Summary: | 碩士 === 國立臺灣大學 === 科際整合法律學研究所 === 104 === During the past twenty years, scholars have widely discussed whether Taiwan should introduce the Discovery procedure form U.S. Some opposition opinions state that the existing Evidence-Preserving procedure was built base on similar legislation reason and is used in primary litigation phase like Discovery is. This article examines the difference between Evidence-Preserving procedure and Discovery, and provides the possible modification of Evidence-Preserving procedure.
Among different types of civil litigation, IP infringement litigations usually cost vast money and are time-consuming. From this point, I choose IP infringement litigations as target and analyze the demand of introducing Discovery procedure. Is the existing Evidence-Preserving procedure well-functioning thus we do not need a foreign system? Concluded from the verdicts made by Intellectual Property Court, the rate of permitting Evidence-Preserving Order is extremely low.
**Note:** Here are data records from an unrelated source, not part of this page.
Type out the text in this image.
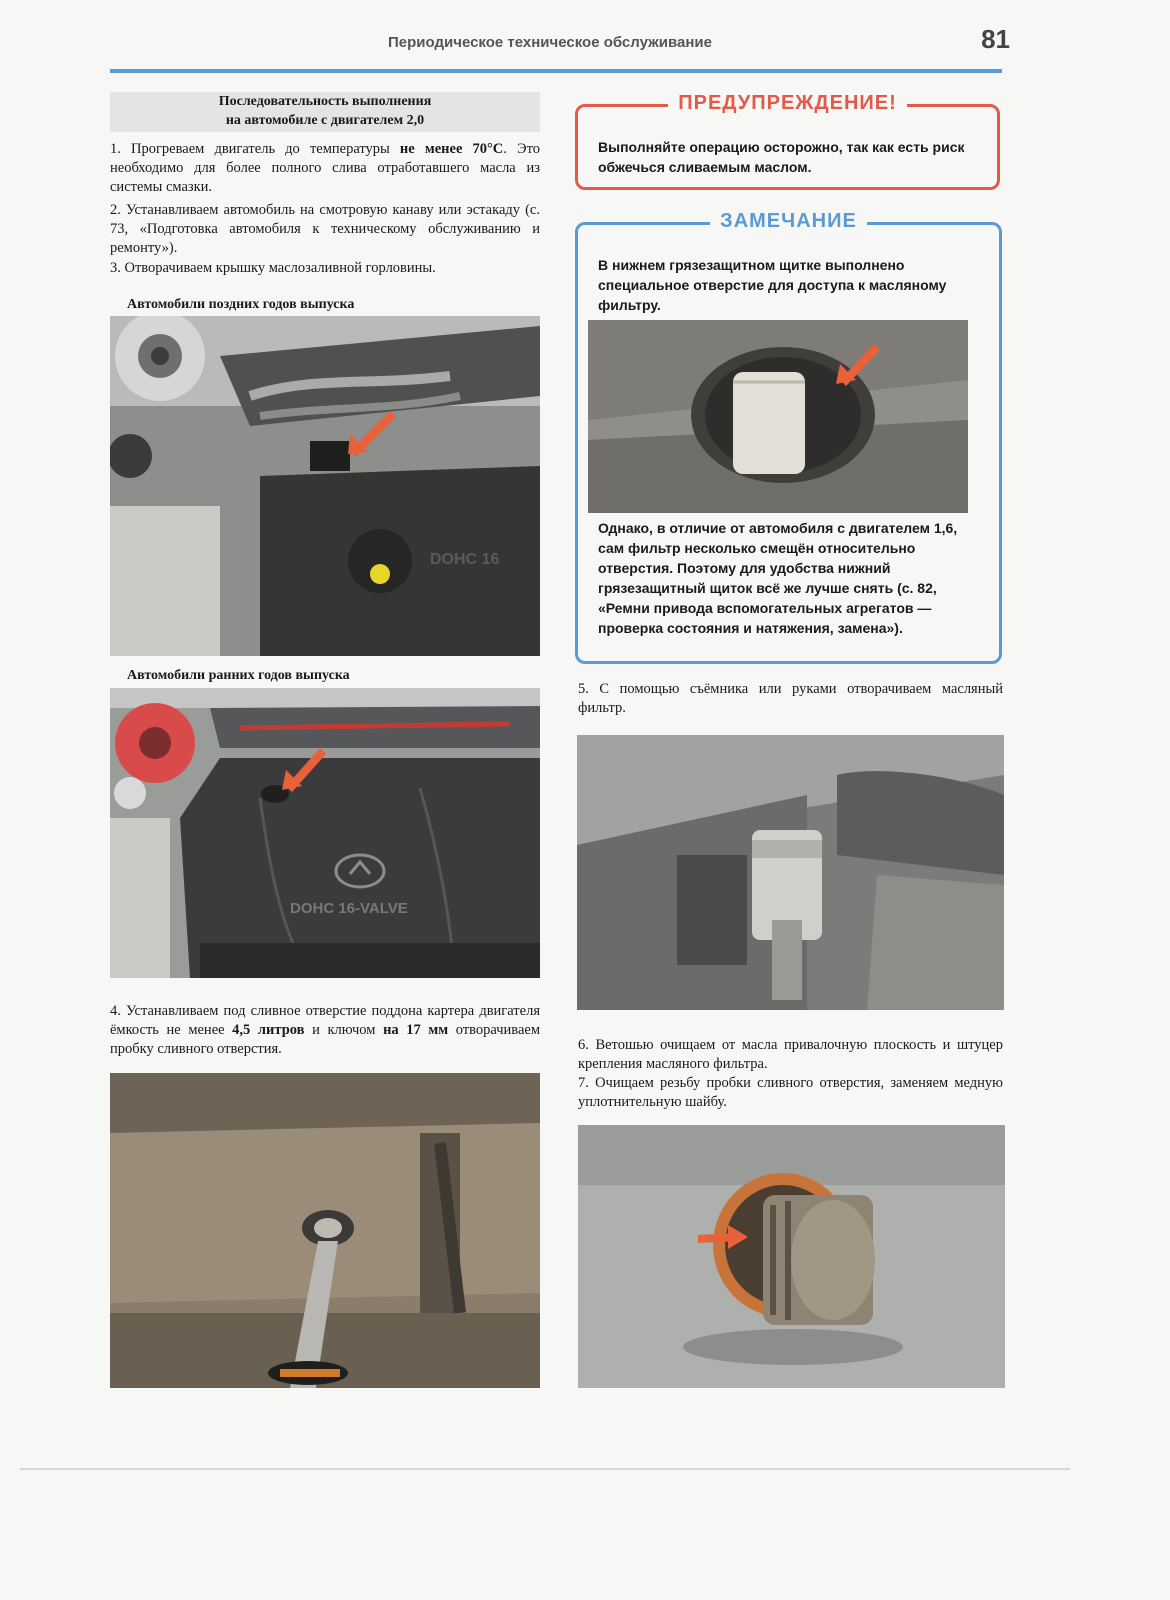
Периодическое техническое обслуживание	81
Последовательность выполнения
на автомобиле с двигателем 2,0
1. Прогреваем двигатель до температуры не менее 70°С. Это необходимо для более полного слива отработавшего масла из системы смазки.
2. Устанавливаем автомобиль на смотровую канаву или эстакаду (с. 73, «Подготовка автомобиля к техническому обслуживанию и ремонту»).
3. Отворачиваем крышку маслозаливной горловины.
Автомобили поздних годов выпуска
DOHC 16
Автомобили ранних годов выпуска
DOHC 16-VALVE
4. Устанавливаем под сливное отверстие поддона картера двигателя ёмкость не менее 4,5 литров и ключом на 17 мм отворачиваем пробку сливного отверстия.
ПРЕДУПРЕЖДЕНИЕ!
Выполняйте операцию осторожно, так как есть риск обжечься сливаемым маслом.
ЗАМЕЧАНИЕ
В нижнем грязезащитном щитке выполнено специальное отверстие для доступа к масляному фильтру.
Однако, в отличие от автомобиля с двигателем 1,6, сам фильтр несколько смещён относительно отверстия. Поэтому для удобства нижний грязезащитный щиток всё же лучше снять (с. 82, «Ремни привода вспомогательных агрегатов — проверка состояния и натяжения, замена»).
5. С помощью съёмника или руками отворачиваем масляный фильтр.
6. Ветошью очищаем от масла привалочную плоскость и штуцер крепления масляного фильтра.
7. Очищаем резьбу пробки сливного отверстия, заменяем медную уплотнительную шайбу.
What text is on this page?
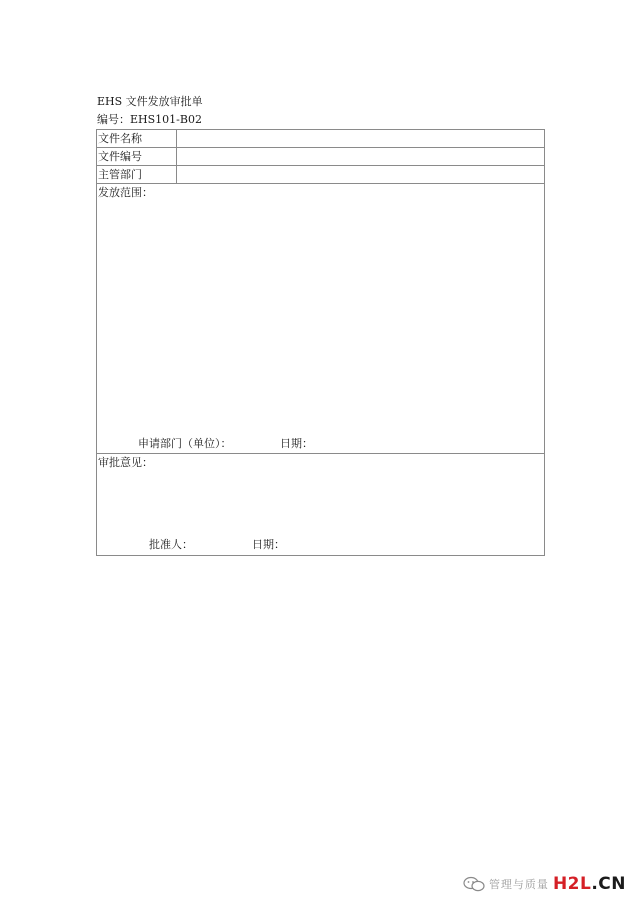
EHS 文件发放审批单
编号：EHS101-B02
文件名称
文件编号
主管部门
发放范围：
申请部门（单位）：	日期：
审批意见：
批准人：	日期：
管理与质量 H2L.CN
European Chamber of Commerce Taiwan and American Institute in Taiwan have raised this question several times during the past few years. To provide some advices so that we can change this situation, I collect the rejecting reasons and divide them into different categories. Following the different types of rejecting reasons, I state the unreasonable parts and give suggestions together with scholars’ opinions.
In conclusion, although we have Evidence-Preserving procedure in Taiwan, the practice of this procedure still has lots to improve. More than that, we can modify our system with advantages taken from Discovery, and built a more mature litigation procedure.